My PhD journey

My PhD project was “Cellular TEAD1 activity as predictor for osteoblast lineage speciation and metabolic bone disease”. The overall aim of my PhD project is to identify molecular mechanisms at the single cell level that contribute to the progression of metabolic bone diseases and provide insight for clinical management as well as targets for clinical intervention. In a recent study, TEAD transcription factors have been suggested to be part of a huge transcriptional network in stromal cells that is crucial for osteoblast differentiation while inhibiting the differentiation of fat cells. TEADs transcription factors recruit YAP1 and TAZ, transcriptional coactivators under the control of the Hippo signaling pathway, known for its ability to promote osteogenic differentiation and inhibit adipogenic differentiation.

What did we find out?

The chromatin binding dynamics of YAP and TEAD1 imply a robust link of the Hippo signaling pathway with the stem cell gene program and the activation of osteoblast-selective genes. Both the binding of YAP1 and TEAD1 to chromatin is highly dependent on the nuclear abundance of YAP, indicating a cofactor-dependent dissociation of TEAD1. Cells treated with compounds that disrupt protein interactions of YAP1 or TEADs showed a diminished osteogenic capacity, suggesting TEADs as mediators of YAP1 action during osteoblast differentiation. Testing whether loss of TEAD1 could mimic the effect of YAP1 deficiency in human cells, we could show that knockout but not siRNA-mediated silencing abolished osteogenic differentiation. Interestingly, primary cells from mice derived from bone and marrow compartments showed strong differences in TEAD1 dependency of osteogenic differentiation, with bone-derived cells requiring TEAD1 while marrow-derived cells showed elevated osteogenic commitment upon TEAD1 ablation. Using, osteoblast-specific Tead1 knockout mice, we could not confirm the role of TEAD1 in the acquisition of bone mass and structure as well as in bone regeneration upon mono cortical defect.
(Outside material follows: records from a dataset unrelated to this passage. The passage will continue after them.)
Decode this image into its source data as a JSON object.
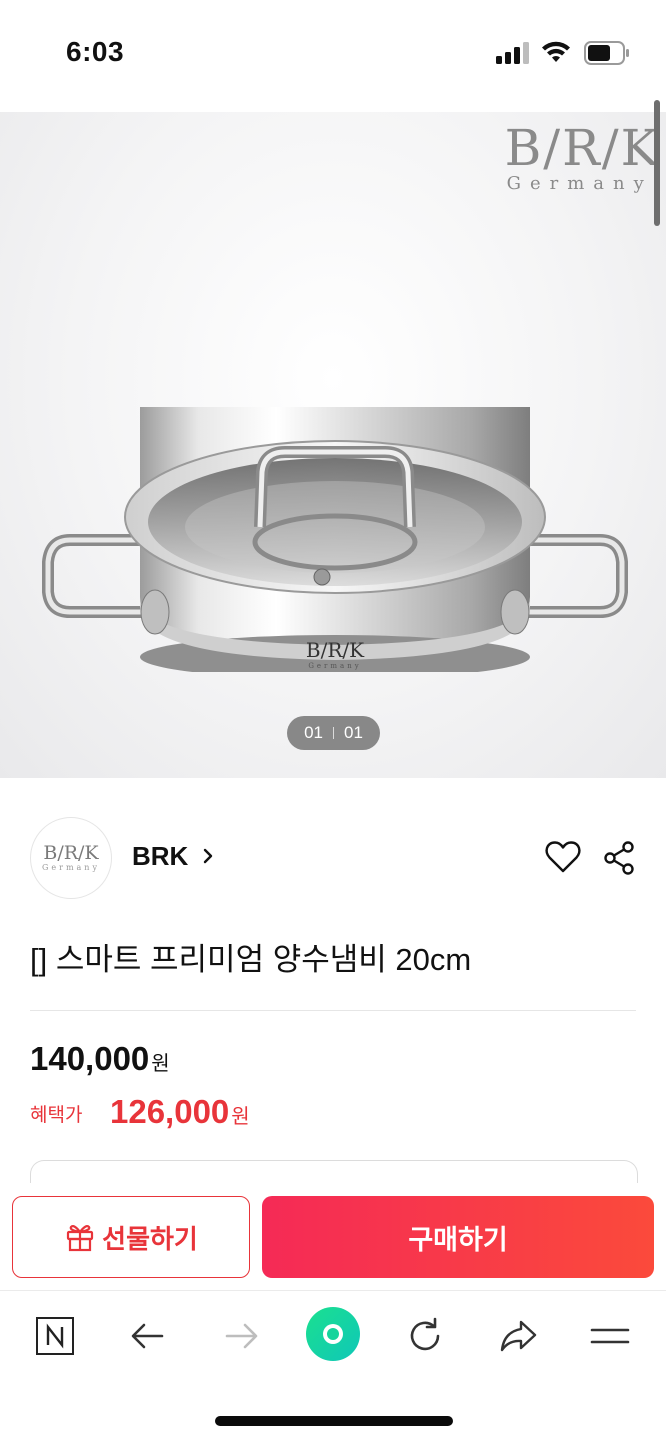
{
  "status_bar": {
    "time": "6:03"
  },
  "hero": {
    "brand_mark_main": "B/R/K",
    "brand_mark_sub": "Germany",
    "pot_engraving_main": "B/R/K",
    "pot_engraving_sub": "Germany",
    "pager_current": "01",
    "pager_total": "01"
  },
  "brand": {
    "logo_main": "B/R/K",
    "logo_sub": "Germany",
    "name": "BRK"
  },
  "product": {
    "title": "[] 스마트 프리미엄 양수냄비 20cm",
    "original_price": "140,000",
    "currency": "원",
    "benefit_label": "혜택가",
    "sale_price": "126,000"
  },
  "actions": {
    "gift_label": "선물하기",
    "buy_label": "구매하기"
  },
  "colors": {
    "accent_red": "#e8343a",
    "buy_gradient_start": "#f52a56",
    "buy_gradient_end": "#fb4a3b",
    "green_home": "#1fd9a0"
  },
  "browser_nav": {
    "icons": [
      "naver-n-icon",
      "back-arrow-icon",
      "forward-arrow-icon",
      "green-home-icon",
      "refresh-icon",
      "share-arrow-icon",
      "menu-icon"
    ]
  }
}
Taken together, chromatin binding dynamics and pharmacological inhibition of YAP1-TEAD interactions indicate a putative role of TEAD1 transcription factor in the osteogenic commitment of stromal cells. However, the impact of genetic ablation of TEAD1 on osteoblast differentiation is highly context-specific in vitro and not conclusive in vivo. We propose that TEAD transcription factors, most likely in a highly redundant manner, mediate the effects of the Hippo signaling pathway on lineage commitment of stromal cells.

How did we do it?

To uncover how signaling networks within stromal cells control lineage speciation, bone strength, and whole-body metabolism we used in-depth molecular characterization of the putative lineage-determining transcription factor TEAD1 and phenotyping of conditional knockout mice. We used ChIP-seq and RNA-seq to estimate the binding dynamics of TEAD1 and YAP1 to the chromatin. Four different inhibitors were used to disrupt TEAD1-YAP1 interaction and establish the effect on osteoblast and adipocyte differentiation in human BM-MSCs. We generated osteoblast and adipocyte-specific Tead1 knockout mice using Tead1 floxed, Runx2-Cre, and Adipoq-Cre mice to validate the pro-osteogenic and anti-adipogenic effects of TEAD1 in vivo. (μ)CT analysis and histology were used for phenotyping of bone and fat tissue at baseline. In addition to these basal effects, we estimated the impact of TEAD1 on bone and fat biology under tissue repair and remodeling conditions by challenging conditional  Tead1 knockout mice in bone fracture models and high-fat diet, respectively.

Perspective and potential use of our research in the clinic.

 New observations indicate that targeting YAP1-TEAD activity can have a strong potential for stem cell and regenerative medicine. Since inhibition of YAP1-TEAD activity is sufficient to suppress osteogenic activity, its application might be attractive for con-genital bone diseases with gain-of-function mutation driving accelerated osteoblast differentiation such as in fibrous dysplasia or craniosynostosis. Having defined gene signatures that are specifically sensitive to the individual TEADs together with the in-depth characterization of loss of function models in vitro and in vivo, might hold the potential to define and design stromal cell populations that promote bone formation and regeneration This would in turn allow cell-based therapies to combat bone loss and to promote fracture healing in osteoporotic patients or subjects with strongly reduced mobility.